Dans une partie consacrée aux études comparatives, Pierre Michel ouvrira la réflexion en s'interrogeant sur un frère écrivain de Serge Doubrovsky qu'on n'a pas encore assez rapproché de l'oeuvre autofictionnelle : Octave Mirbeau, pour qui l'écriture de soi coïncide avec une écriture témoin de la réalité sociale. Qu'en est-il chez l'auteur de L'Après-vivre ?

Comment ne pas penser à Sartre, quand on évoque le terme de réalité sociale ? Serge Doubrovsky n'a jamais caché son admiration pour l'auteur des Chemins de la liberté. Ici Jean-Pierre Boulé met en miroir la structure binaire Rachel-Doubrovsky et celle de Sartre-de Beauvoir. Quid, chez l'un et l'autre, de la thématisation de la fameuse viscosité des femmes, des femmes-hommes, du désir de fusion mais de l'impossible unité ?

Grâce à la soeur de Serge Doubrovsky, Paule Chicken, nous avons la chance de pouvoir clore le recueil sur une note particulière à ce numéro spécial consacré à Serge Doubrovsky. Elle a eu la gentillesse de nous photocopier les dédicaces de Serge à sa mère et sa soeur, dédicaces qui, du point de vue du critique, en disent long sur la perception de soi de l'auteur, au fil de sa vie, au fil de ses relations qu'il entretenait et entretient avec l'une ou l'autre.

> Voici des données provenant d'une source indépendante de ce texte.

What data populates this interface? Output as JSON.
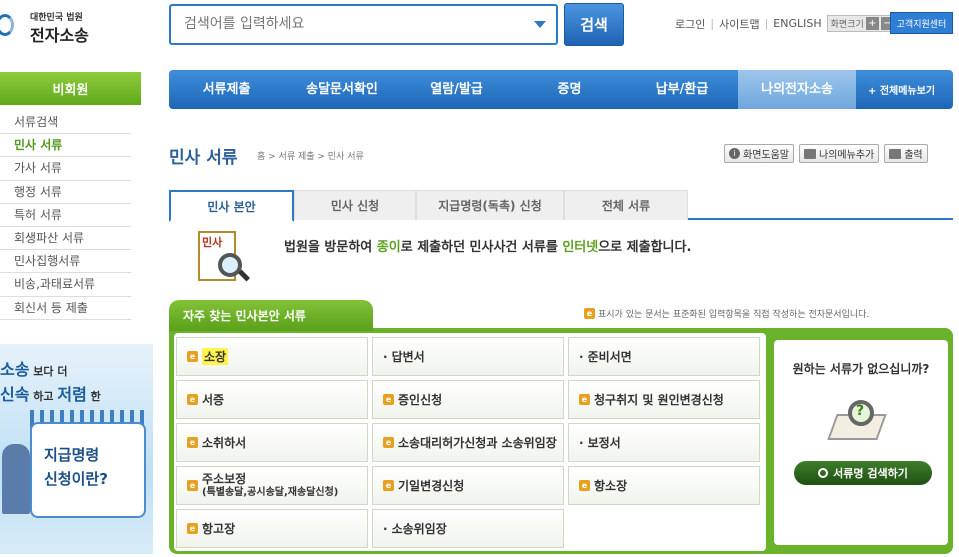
{
  "logo": {
    "line1": "대한민국 법원",
    "line2": "전자소송"
  },
  "search": {
    "placeholder": "검색어를 입력하세요",
    "button": "검색"
  },
  "toplinks": {
    "login": "로그인",
    "sitemap": "사이트맵",
    "english": "ENGLISH",
    "fontsize": "화면크기",
    "plus": "+",
    "minus": "−",
    "center": "고객지원센터"
  },
  "nav": {
    "items": [
      "서류제출",
      "송달문서확인",
      "열람/발급",
      "증명",
      "납부/환급",
      "나의전자소송"
    ],
    "all": "+ 전체메뉴보기"
  },
  "sidebar": {
    "header": "비회원",
    "items": [
      "서류검색",
      "민사 서류",
      "가사 서류",
      "행정 서류",
      "특허 서류",
      "회생파산 서류",
      "민사집행서류",
      "비송,과태료서류",
      "회신서 등 제출"
    ]
  },
  "promo": {
    "l1a": "소송",
    "l1b": " 보다 더",
    "l2a": "신속",
    "l2b": " 하고 ",
    "l2c": "저렴",
    "l2d": " 한",
    "c1": "지급명령",
    "c2": "신청이란?"
  },
  "page": {
    "title": "민사 서류",
    "breadcrumb": "홈 > 서류 제출 > 민사 서류"
  },
  "tools": {
    "help": "화면도움말",
    "mymenu": "나의메뉴추가",
    "print": "출력"
  },
  "tabs": [
    "민사 본안",
    "민사 신청",
    "지급명령(독촉) 신청",
    "전체 서류"
  ],
  "intro": {
    "icon_label": "민사",
    "p1": "법원을 방문하여 ",
    "g1": "종이",
    "p2": "로 제출하던 민사사건 서류를 ",
    "g2": "인터넷",
    "p3": "으로 제출합니다."
  },
  "section": {
    "title": "자주 찾는 민사본안 서류",
    "note": "표시가 있는 문서는 표준화된 입력항목을 직접 작성하는 전자문서입니다."
  },
  "forms": {
    "c0": "소장",
    "c1": "답변서",
    "c2": "준비서면",
    "c3": "서증",
    "c4": "증인신청",
    "c5": "청구취지 및 원인변경신청",
    "c6": "소취하서",
    "c7": "소송대리허가신청과 소송위임장",
    "c8": "보정서",
    "c9a": "주소보정",
    "c9b": "(특별송달,공시송달,재송달신청)",
    "c10": "기일변경신청",
    "c11": "항소장",
    "c12": "항고장",
    "c13": "소송위임장"
  },
  "right": {
    "question": "원하는 서류가 없으십니까?",
    "button": "서류명 검색하기",
    "icon_label": "?"
  },
  "colors": {
    "accent_blue": "#1d66b6",
    "green": "#6ab22a",
    "highlight": "#fff34d"
  }
}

Ce recueil espère réinviter les lecteurs à saisir à pleines mains les ouvrages de Serge Doubrovsky. Il ne se veut pas un hommage, car l'auteur se prend trop peu au sérieux pour prendre plaisir à ce genre de flatterie. Les livres de Doubrovsky nous concernent tous. Si l'auteur balbutie d'abord, si on a parfois l'impression qu'on ne sait pas où il va, où il nous emmène, s'il se transforme sans cesse et si nous sentons sa fièvre glacée tout comme ses sueurs passionnées, s'il nous contamine sans nous voir et si, pour finir, il nous intègre à son oeuvre, c'est qu'il est d'un bout à l'autre traversé par le mouvement qui nous anime, par le mouvement de notre époque.


[1] André Green."Atome de parenté et relations oedipiennes". L'Identité. Séminaire dirigé par Claude Lévi-Strauss. Paris : Grasset, 1977 : 81-107.